The relationship persists, writes Viebeck, and culminated in Sessions’ endorsement of Trump despite Texas Sen. Ted Cruz‘s aggressive wooing of Sessions. Their rapport has also come to have a personal basis, political affinities aside:
Eleven years have passed since that hearing, and sitting in his office on Capitol Hill, Sessions can’t suppress his natural affection for Trump. So perhaps it’s no surprise that the ultra-conservative southerner has become Trump’s main man in Washington as the leading presidential campaign careens toward the Republican convention.
“I think he can win, and I believe he will,” Sessions said. “He will need to continue to flesh out the details of his policies. But his instinctive response to Americans’ current situation has been pretty darn good.”
Sessions described why he thinks Trump appeals to a large swath of voters that are seemingly his opposite — neither rich nor well-educated — and why his ostentatious lifestyle and private jet don’t put off supporters.
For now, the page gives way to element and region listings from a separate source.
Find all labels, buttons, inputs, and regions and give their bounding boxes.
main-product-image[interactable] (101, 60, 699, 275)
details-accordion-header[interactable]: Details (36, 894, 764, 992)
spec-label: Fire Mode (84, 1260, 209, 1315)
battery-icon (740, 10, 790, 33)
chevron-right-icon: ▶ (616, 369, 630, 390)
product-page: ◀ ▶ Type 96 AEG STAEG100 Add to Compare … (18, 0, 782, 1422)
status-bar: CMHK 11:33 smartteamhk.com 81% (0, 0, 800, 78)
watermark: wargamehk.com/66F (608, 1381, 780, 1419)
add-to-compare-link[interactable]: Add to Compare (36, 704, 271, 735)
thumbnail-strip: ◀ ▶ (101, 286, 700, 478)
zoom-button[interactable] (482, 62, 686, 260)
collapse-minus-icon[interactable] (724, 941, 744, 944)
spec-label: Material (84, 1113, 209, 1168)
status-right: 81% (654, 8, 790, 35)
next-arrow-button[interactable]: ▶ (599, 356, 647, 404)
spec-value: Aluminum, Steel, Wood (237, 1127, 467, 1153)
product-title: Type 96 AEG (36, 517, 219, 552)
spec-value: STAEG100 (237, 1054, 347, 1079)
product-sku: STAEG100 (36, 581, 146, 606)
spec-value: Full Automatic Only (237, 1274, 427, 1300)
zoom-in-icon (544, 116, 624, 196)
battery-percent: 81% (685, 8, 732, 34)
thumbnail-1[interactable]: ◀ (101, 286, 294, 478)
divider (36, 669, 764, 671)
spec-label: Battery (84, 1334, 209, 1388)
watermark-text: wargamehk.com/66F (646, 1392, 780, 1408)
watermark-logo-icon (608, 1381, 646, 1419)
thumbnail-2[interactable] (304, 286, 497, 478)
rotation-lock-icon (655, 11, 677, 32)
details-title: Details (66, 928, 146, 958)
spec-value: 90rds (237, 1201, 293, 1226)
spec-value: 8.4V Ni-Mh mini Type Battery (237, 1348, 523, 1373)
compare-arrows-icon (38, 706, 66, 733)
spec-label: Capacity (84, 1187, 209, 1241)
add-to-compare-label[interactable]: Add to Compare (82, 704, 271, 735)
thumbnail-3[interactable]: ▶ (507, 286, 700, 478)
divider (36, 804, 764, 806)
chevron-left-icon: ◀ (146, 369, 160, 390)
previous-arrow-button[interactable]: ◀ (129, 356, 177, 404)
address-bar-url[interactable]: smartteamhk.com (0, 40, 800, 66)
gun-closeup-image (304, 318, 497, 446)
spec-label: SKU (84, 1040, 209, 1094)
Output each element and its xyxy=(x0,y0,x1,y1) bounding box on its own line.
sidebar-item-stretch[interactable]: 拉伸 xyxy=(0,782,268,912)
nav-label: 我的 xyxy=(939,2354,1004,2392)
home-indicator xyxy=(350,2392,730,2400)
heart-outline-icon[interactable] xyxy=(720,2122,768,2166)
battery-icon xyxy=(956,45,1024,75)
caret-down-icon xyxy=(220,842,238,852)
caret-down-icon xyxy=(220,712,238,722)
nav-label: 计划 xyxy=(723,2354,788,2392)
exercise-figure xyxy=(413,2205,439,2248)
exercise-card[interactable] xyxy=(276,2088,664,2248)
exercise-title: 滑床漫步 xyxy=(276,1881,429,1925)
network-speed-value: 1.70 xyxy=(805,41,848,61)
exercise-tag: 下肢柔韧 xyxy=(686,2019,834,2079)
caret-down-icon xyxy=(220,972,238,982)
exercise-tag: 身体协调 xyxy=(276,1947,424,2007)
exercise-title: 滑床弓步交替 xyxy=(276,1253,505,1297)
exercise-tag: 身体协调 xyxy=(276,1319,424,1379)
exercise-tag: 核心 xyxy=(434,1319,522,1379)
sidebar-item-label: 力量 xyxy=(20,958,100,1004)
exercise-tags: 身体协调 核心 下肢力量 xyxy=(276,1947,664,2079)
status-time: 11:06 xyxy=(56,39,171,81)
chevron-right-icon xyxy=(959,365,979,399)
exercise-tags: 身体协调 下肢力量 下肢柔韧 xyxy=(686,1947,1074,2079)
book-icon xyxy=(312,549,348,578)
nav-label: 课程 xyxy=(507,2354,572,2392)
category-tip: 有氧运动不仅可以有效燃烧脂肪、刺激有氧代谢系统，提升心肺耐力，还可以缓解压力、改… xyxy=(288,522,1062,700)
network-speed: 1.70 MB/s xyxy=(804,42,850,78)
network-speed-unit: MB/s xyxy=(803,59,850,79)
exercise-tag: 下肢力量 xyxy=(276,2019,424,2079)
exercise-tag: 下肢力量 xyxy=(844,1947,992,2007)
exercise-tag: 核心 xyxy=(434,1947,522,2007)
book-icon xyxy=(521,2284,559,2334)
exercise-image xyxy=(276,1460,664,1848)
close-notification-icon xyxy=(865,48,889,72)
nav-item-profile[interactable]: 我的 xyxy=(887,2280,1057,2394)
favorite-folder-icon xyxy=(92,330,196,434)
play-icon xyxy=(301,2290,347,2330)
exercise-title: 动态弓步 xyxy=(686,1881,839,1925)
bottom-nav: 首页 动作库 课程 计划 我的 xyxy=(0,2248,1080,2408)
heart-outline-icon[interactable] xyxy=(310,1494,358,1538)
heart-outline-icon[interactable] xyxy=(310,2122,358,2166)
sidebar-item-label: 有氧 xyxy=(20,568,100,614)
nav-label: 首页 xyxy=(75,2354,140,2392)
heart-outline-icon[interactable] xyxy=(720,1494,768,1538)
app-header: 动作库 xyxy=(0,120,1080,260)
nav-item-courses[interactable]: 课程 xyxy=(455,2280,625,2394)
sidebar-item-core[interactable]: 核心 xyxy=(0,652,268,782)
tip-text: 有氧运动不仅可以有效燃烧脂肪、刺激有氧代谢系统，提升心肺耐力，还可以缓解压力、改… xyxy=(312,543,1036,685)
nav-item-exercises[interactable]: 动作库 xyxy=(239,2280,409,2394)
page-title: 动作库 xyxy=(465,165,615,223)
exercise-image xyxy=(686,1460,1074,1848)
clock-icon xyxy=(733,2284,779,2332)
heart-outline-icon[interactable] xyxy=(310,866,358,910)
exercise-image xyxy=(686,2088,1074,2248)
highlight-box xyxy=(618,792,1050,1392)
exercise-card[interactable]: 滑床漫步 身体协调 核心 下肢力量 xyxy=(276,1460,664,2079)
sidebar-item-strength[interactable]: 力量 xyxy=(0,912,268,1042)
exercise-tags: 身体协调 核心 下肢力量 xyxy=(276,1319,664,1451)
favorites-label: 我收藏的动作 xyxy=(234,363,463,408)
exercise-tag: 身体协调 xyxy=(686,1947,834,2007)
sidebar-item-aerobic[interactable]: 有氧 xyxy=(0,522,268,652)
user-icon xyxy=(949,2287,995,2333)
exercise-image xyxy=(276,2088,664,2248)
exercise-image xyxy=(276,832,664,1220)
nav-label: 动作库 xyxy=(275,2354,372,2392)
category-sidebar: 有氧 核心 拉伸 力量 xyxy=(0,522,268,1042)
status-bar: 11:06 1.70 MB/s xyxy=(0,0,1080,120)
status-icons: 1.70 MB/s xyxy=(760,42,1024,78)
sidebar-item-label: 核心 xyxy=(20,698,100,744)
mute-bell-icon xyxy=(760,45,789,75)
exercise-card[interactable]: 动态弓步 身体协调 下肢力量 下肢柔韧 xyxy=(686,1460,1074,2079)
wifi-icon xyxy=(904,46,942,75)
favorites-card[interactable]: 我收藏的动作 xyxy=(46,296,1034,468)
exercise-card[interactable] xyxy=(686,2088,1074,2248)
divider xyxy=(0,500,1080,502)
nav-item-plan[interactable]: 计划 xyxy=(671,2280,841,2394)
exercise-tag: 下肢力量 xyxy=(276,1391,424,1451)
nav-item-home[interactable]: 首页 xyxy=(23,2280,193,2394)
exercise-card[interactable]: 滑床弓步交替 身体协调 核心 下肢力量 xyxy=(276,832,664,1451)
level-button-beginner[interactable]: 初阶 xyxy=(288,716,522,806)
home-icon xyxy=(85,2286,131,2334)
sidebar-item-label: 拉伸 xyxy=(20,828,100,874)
“I do think it’s one of the charms he has. It’s more of a blue-collar attitude, but he is so proud of that plane!” Sessions said. “He doesn’t try to be cool, like, ‘I’m a rich person.’ He says, ‘Let me show you this, let me show you that!’ He takes you around and he wants to show you his towers.”
Could Sessions even be a VP pick for Trump, who has said he wants a consummate insider to help balance his outsider, populist-driven style? Don’t count it out, writes Viebeck:
A Trump-Sessions ticket would permanently link the political odd couple, with their collision of North and South, brash and mild, business and politics. But the two are already joined by their controversial drive to pull the GOP — and through it, the country — toward nativism on immigration, trade and foreign policy.
“Sessions and Trump are united in the conviction that public policy in the United States should be tailored toward the interests of American citizens,” said Stephen Miller, a longtime Sessions aide who departed for Trump’s campaign in January. “That should be a non-controversial thought, but it is not in our politics today.”